Mutation culturelle et militantisme d’aujourd’hui

6ème chronique de Guy Bajoit[1]

Dans ma 3ème chronique[2], j’ai proposé une analyse de la mutation culturelle qui s’est produite dans les sociétés contemporaines : entre le dernier quart du XXe et le premier quart du XXIe siècle, nous sommes passés du règne du modèle culturel progressiste de la première modernité à celui du modèle culturel subjectiviste de la seconde. Dans ma 4ème chronique[3], je me suis efforcé de montrer les conséquences de cette mutation sur les relations sociales dans notre vie quotidienne (en famille, à l’école, au travail, etc.). Puisque mon but est d’évaluer l’efficacité des formes actuelles de lutte contre le capitalisme néolibéral (que j’aborderai dans ma 7ème chronique), je voudrais examiner dans celle-ci de quelle manière cette mutation a aussi changé le rapport des individus au militantisme, et les conséquences de ce changement sur la conception des luttes sociales et politiques. Pour illustrer mon propos, je vais prendre deux idéaux-types de militants, très différents et même opposés : l’un est un délégué syndical du mouvement ouvrier, et l’autre milite dans le mouvement pour la transition (il est « transitionneur »). Je suis bien conscient qu’entre ces deux conceptions extrêmes du militantisme, il existe une grande quantité de formes intermédiaires d’engagement, sur lesquelles je reviendrai dans ma prochaine chronique.  

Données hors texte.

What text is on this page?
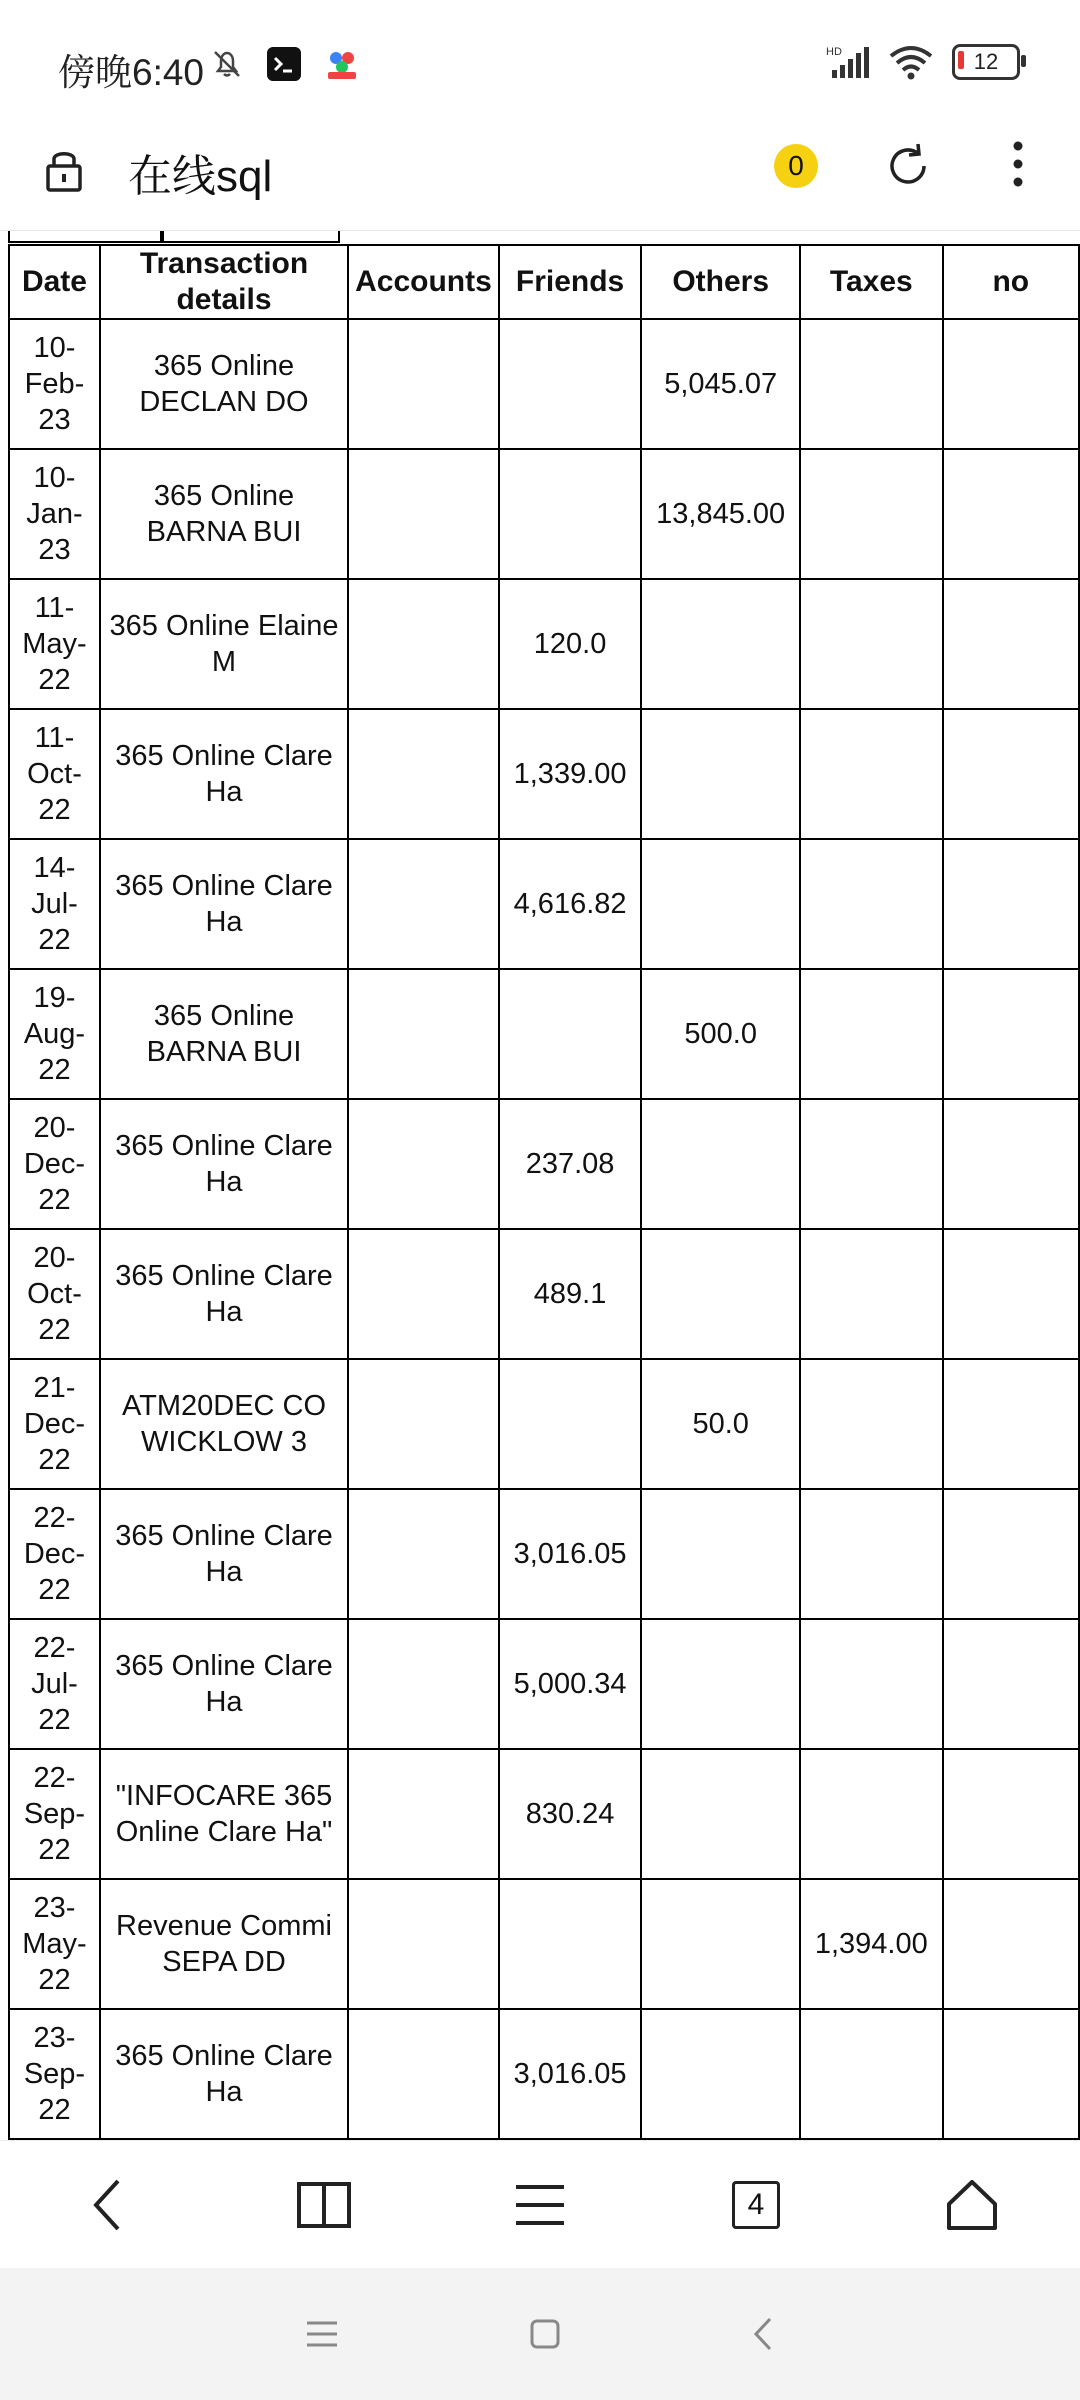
傍晚6:40	HD	12
在线sql	0
Date	Transaction details	Accounts	Friends	Others	Taxes	no
10-Feb-23	365 Online DECLAN DO			5,045.07		
10-Jan-23	365 Online BARNA BUI			13,845.00		
11-May-22	365 Online Elaine M		120.0			
11-Oct-22	365 Online Clare Ha		1,339.00			
14-Jul-22	365 Online Clare Ha		4,616.82			
19-Aug-22	365 Online BARNA BUI			500.0		
20-Dec-22	365 Online Clare Ha		237.08			
20-Oct-22	365 Online Clare Ha		489.1			
21-Dec-22	ATM20DEC CO WICKLOW 3			50.0		
22-Dec-22	365 Online Clare Ha		3,016.05			
22-Jul-22	365 Online Clare Ha		5,000.34			
22-Sep-22	"INFOCARE 365 Online Clare Ha"		830.24			
23-May-22	Revenue Commi SEPA DD				1,394.00	
23-Sep-22	365 Online Clare Ha		3,016.05			
4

1- Le militantisme d’hier : l’exemple du mouvement ouvrier

Je dois d’abord revenir ici sur une question essentielle que j’ai déjà traitée dans ma 5ème chronique.[4] Quatre formes de lutte, sociales et/ou politiques, se sont attaquées au capitalisme d’avant-hier et d’hier : le socialisme utopique, le syndicalisme revendicatif ouvrier, le coopérativisme autogestionnaire et le communisme révolutionnaire. J’ai expliqué dans cette chronique que, de ces quatre méthodes de lutte, c’est le syndicalisme ouvrier qui a été – et de très loin – le plus efficace[5] : en effet, ce sont les luttes ouvrières qui, en un siècle, ont conduit nos sociétés à une amélioration substantielle des conditions matérielles et sociales de vie, non seulement de la classe ouvrière mais de l’ensemble de leurs populations.[6] Plusieurs raisons expliquent ce succès, dont voici les principales.

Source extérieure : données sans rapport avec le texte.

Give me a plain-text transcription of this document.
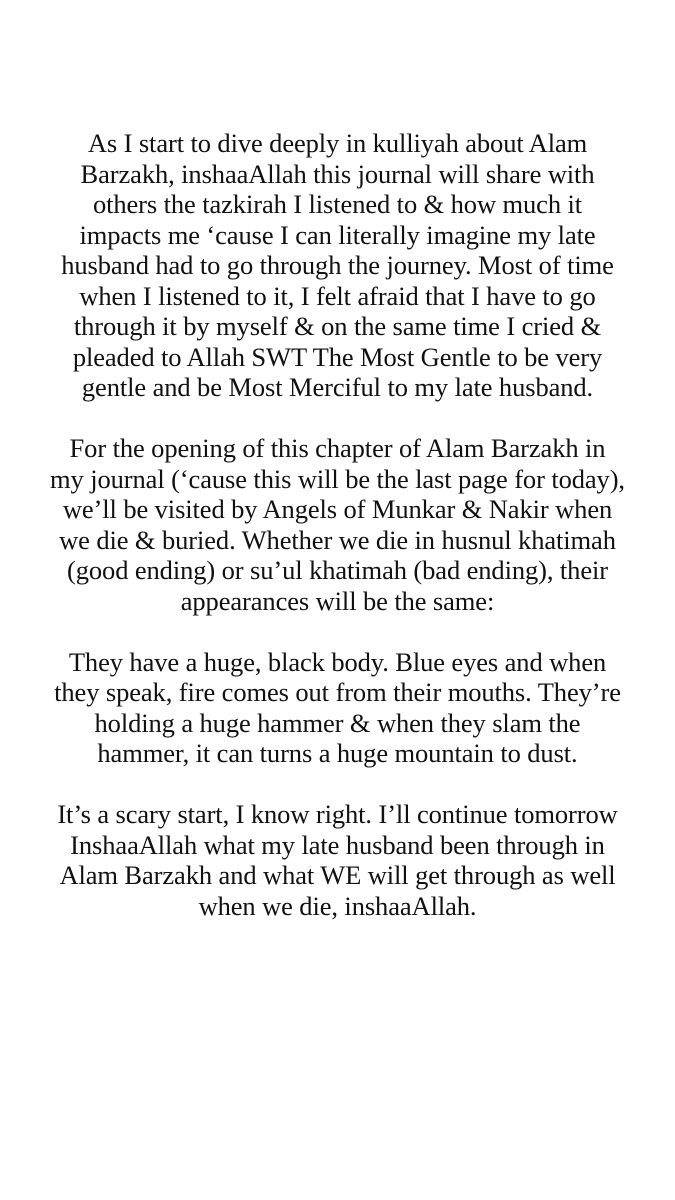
As I start to dive deeply in kulliyah about Alam Barzakh, inshaaAllah this journal will share with others the tazkirah I listened to & how much it impacts me ‘cause I can literally imagine my late husband had to go through the journey. Most of time when I listened to it, I felt afraid that I have to go through it by myself & on the same time I cried & pleaded to Allah SWT The Most Gentle to be very gentle and be Most Merciful to my late husband.

For the opening of this chapter of Alam Barzakh in my journal (‘cause this will be the last page for today), we’ll be visited by Angels of Munkar & Nakir when we die & buried. Whether we die in husnul khatimah (good ending) or su’ul khatimah (bad ending), their appearances will be the same:

They have a huge, black body. Blue eyes and when they speak, fire comes out from their mouths. They’re holding a huge hammer & when they slam the hammer, it can turns a huge mountain to dust.

It’s a scary start, I know right. I’ll continue tomorrow InshaaAllah what my late husband been through in Alam Barzakh and what WE will get through as well when we die, inshaaAllah.
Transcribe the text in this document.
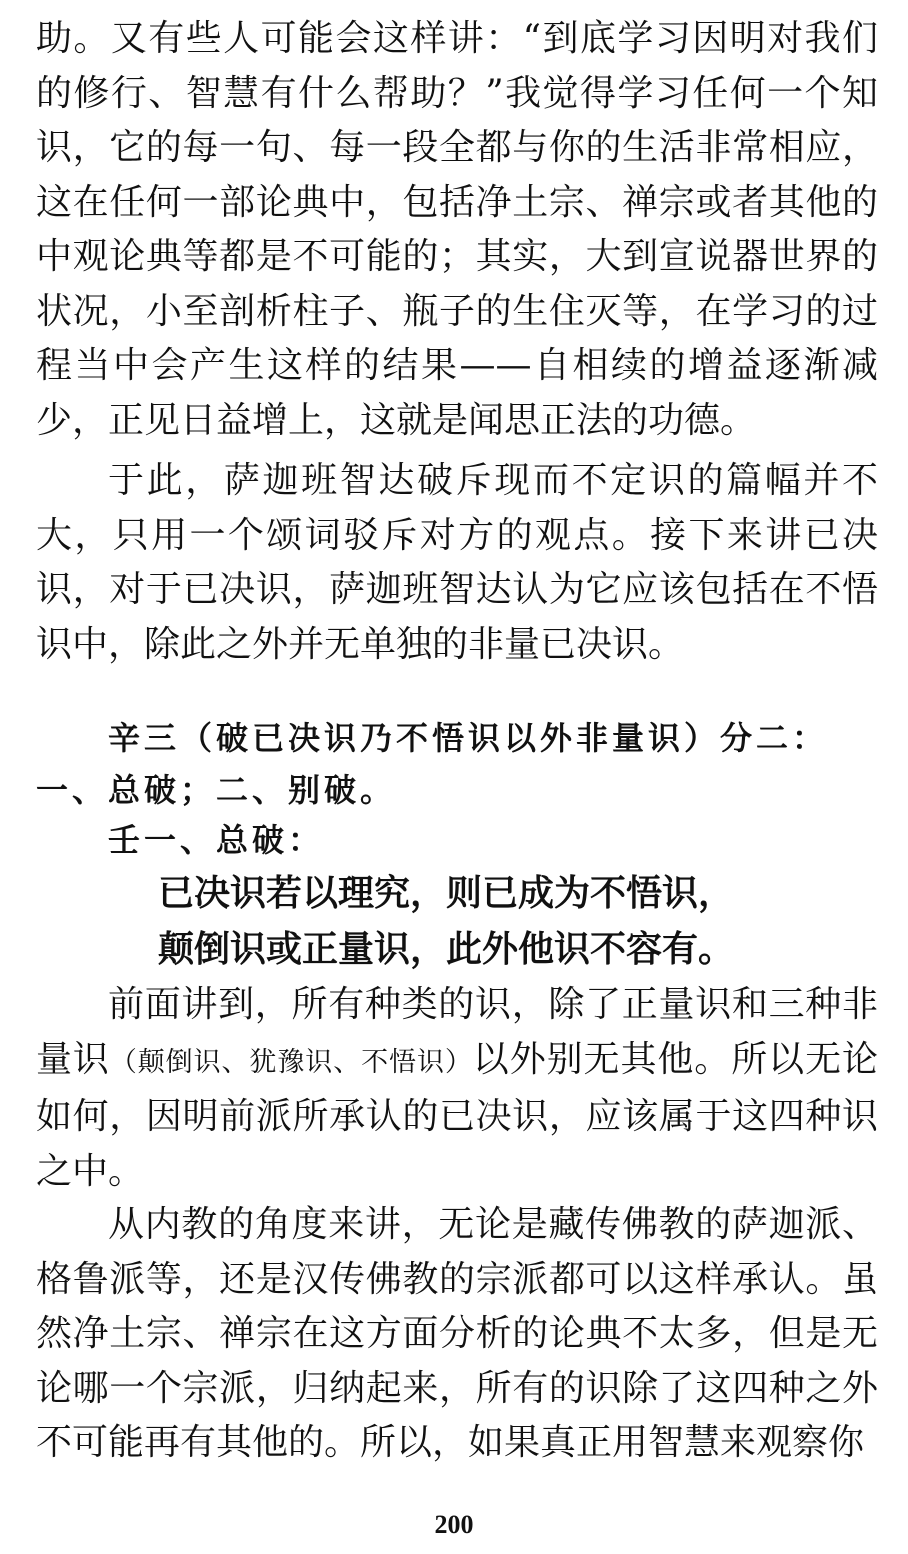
助。又有些人可能会这样讲：“到底学习因明对我们的修行、智慧有什么帮助？”我觉得学习任何一个知识，它的每一句、每一段全都与你的生活非常相应，这在任何一部论典中，包括净土宗、禅宗或者其他的中观论典等都是不可能的；其实，大到宣说器世界的状况，小至剖析柱子、瓶子的生住灭等，在学习的过程当中会产生这样的结果——自相续的增益逐渐减少，正见日益增上，这就是闻思正法的功德。

于此，萨迦班智达破斥现而不定识的篇幅并不大，只用一个颂词驳斥对方的观点。接下来讲已决识，对于已决识，萨迦班智达认为它应该包括在不悟识中，除此之外并无单独的非量已决识。

辛三（破已决识乃不悟识以外非量识）分二：一、总破；二、别破。

壬一、总破：

已决识若以理究，则已成为不悟识，

颠倒识或正量识，此外他识不容有。

前面讲到，所有种类的识，除了正量识和三种非量识（颠倒识、犹豫识、不悟识）以外别无其他。所以无论如何，因明前派所承认的已决识，应该属于这四种识之中。

从内教的角度来讲，无论是藏传佛教的萨迦派、格鲁派等，还是汉传佛教的宗派都可以这样承认。虽然净土宗、禅宗在这方面分析的论典不太多，但是无论哪一个宗派，归纳起来，所有的识除了这四种之外不可能再有其他的。所以，如果真正用智慧来观察你

200
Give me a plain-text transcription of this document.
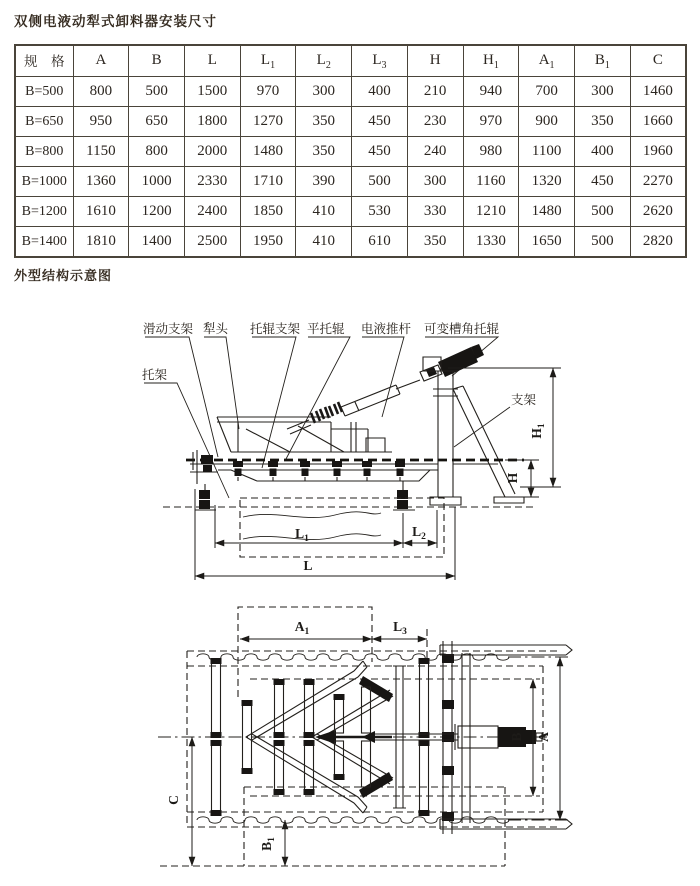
双侧电液动犁式卸料器安装尺寸
规　格	A	B	L	$L_1$	$L_2$	$L_3$	H	$H_1$	$A_1$	$B_1$	C
B=500	800	500	1500	970	300	400	210	940	700	300	1460
B=650	950	650	1800	1270	350	450	230	970	900	350	1660
B=800	1150	800	2000	1480	350	450	240	980	1100	400	1960
B=1000	1360	1000	2330	1710	390	500	300	1160	1320	450	2270
B=1200	1610	1200	2400	1850	410	530	330	1210	1480	500	2620
B=1400	1810	1400	2500	1950	410	610	350	1330	1650	500	2820
外型结构示意图
滑动支架 犁头 托辊支架 平托辊 电液推杆 可变槽角托辊
托架
支架
$L_1$	$L_2$
L
H
$H_1$
$A_1$	$L_3$
B A
C
$B_1$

a) La justesse des enjeux revendiqués

Le mouvement ouvrier a d’abord été efficace parce que, suivant en cela les conseils de K. Marx lui-même, il s’est attaqué aux enjeux « stratégiques » dans sa relation avec la bourgeoisie. Par « stratégiques », j’entends les enjeux qui étaient indispensables à la reproduction et à l’augmentation de la puissance[7] de la bourgeoisie comme classe gestionnaire[8] : ces enjeux étaient le temps de travail et le niveau des salaires, dans un cadre juridique garantissant la propriété privée des moyens de production. En imposant à la bourgeoisie (grâce à des années de conflit et des sacrifices énormes) la réduction du temps de travail et la hausse des salaires, le mouvement ouvrier, sans remettre en cause la propriété privée, a placé la bourgeoisie dans une impasse, dont elle ne pouvait sortir qu’en augmentant la productivité du travail par l’innovation technologique, ce qui a eu pour effet de l’obliger à devenir plus « dirigeante » (à financer l’innovation, à réinvestir et créer des emplois, à payer plus d’impôts, à financer la sécurité sociale…). Le mouvement ouvrier a donc frappé juste !

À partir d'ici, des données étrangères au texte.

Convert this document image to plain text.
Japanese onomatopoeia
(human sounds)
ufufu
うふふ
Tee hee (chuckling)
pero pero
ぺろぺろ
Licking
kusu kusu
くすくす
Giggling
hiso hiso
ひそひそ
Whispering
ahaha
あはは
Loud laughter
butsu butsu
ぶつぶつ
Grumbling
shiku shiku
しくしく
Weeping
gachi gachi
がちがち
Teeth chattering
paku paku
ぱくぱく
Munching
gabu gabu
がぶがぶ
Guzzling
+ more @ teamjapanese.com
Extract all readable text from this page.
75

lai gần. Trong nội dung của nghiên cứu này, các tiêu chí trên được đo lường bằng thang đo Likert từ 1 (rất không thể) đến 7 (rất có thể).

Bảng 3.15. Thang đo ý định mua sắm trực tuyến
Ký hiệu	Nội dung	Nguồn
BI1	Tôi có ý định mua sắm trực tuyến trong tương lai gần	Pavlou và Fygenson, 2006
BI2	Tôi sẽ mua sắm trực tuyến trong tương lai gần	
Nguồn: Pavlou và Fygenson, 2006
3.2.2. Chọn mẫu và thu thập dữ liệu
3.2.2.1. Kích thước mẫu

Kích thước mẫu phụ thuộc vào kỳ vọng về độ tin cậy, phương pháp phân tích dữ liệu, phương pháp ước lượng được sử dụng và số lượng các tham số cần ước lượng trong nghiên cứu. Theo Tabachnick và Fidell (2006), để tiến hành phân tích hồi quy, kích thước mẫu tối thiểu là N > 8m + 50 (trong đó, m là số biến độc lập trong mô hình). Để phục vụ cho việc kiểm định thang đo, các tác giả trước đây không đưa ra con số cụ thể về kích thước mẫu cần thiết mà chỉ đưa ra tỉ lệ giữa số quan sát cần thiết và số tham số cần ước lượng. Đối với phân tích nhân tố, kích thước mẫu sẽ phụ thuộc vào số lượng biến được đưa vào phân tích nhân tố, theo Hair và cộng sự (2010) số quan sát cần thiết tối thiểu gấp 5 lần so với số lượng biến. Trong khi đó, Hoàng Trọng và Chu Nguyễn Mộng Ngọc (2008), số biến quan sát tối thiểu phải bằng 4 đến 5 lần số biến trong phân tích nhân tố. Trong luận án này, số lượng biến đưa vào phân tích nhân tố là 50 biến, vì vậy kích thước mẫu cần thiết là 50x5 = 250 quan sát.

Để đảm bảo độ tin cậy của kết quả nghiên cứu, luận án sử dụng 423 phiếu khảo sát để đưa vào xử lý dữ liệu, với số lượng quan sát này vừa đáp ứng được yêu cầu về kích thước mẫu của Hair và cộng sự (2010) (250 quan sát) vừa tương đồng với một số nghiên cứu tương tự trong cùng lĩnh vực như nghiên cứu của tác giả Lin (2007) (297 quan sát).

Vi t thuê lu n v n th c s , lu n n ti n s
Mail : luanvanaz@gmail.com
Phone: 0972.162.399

b) La construction d’une solidarité organisée

Le prolétariat a mis longtemps avant de parvenir à construire une force sociale suffisante pour imposer ses revendications. « Prolétaires de tous pays, unissez-vous » fut un objectif indispensable mais difficile à atteindre. Ils ont dû surmonter toutes sortes de divisions (professionnelles, idéologiques, nationales…) sur lesquelles je ne reviendrai pas ici. Il a fallu aussi que certaines conditions objectives soient réunies (la fin des métiers et des corporations, la concentration des usines dans des pôles industriels…). Ces conditions ont favorisé leur unité. Celle-ci, cependant, est restée partielle, puisque plusieurs syndicats rivaux ont subsisté dans chaque pays. Il leur a fallu aussi créer des organisations syndicales, avec tout ce que cela comporte de contraintes pour leurs membres : une hiérarchie de rôles sociaux complémentaires ; des normes à respecter (avec le risque de bureaucratisation) ; une autorité à exercer (des ordres à donner et à recevoir, des évaluations et des sanctions) ; des délégations de pouvoir ; des alliances, donc des compromis à tolérer ; des dissidences à gérer par rapport à « la ligne politique définie par des leaders » ; des conflits (internes et externes) à mener ; des ressources financières à obtenir des membres et à gérer (honnêtement), etc.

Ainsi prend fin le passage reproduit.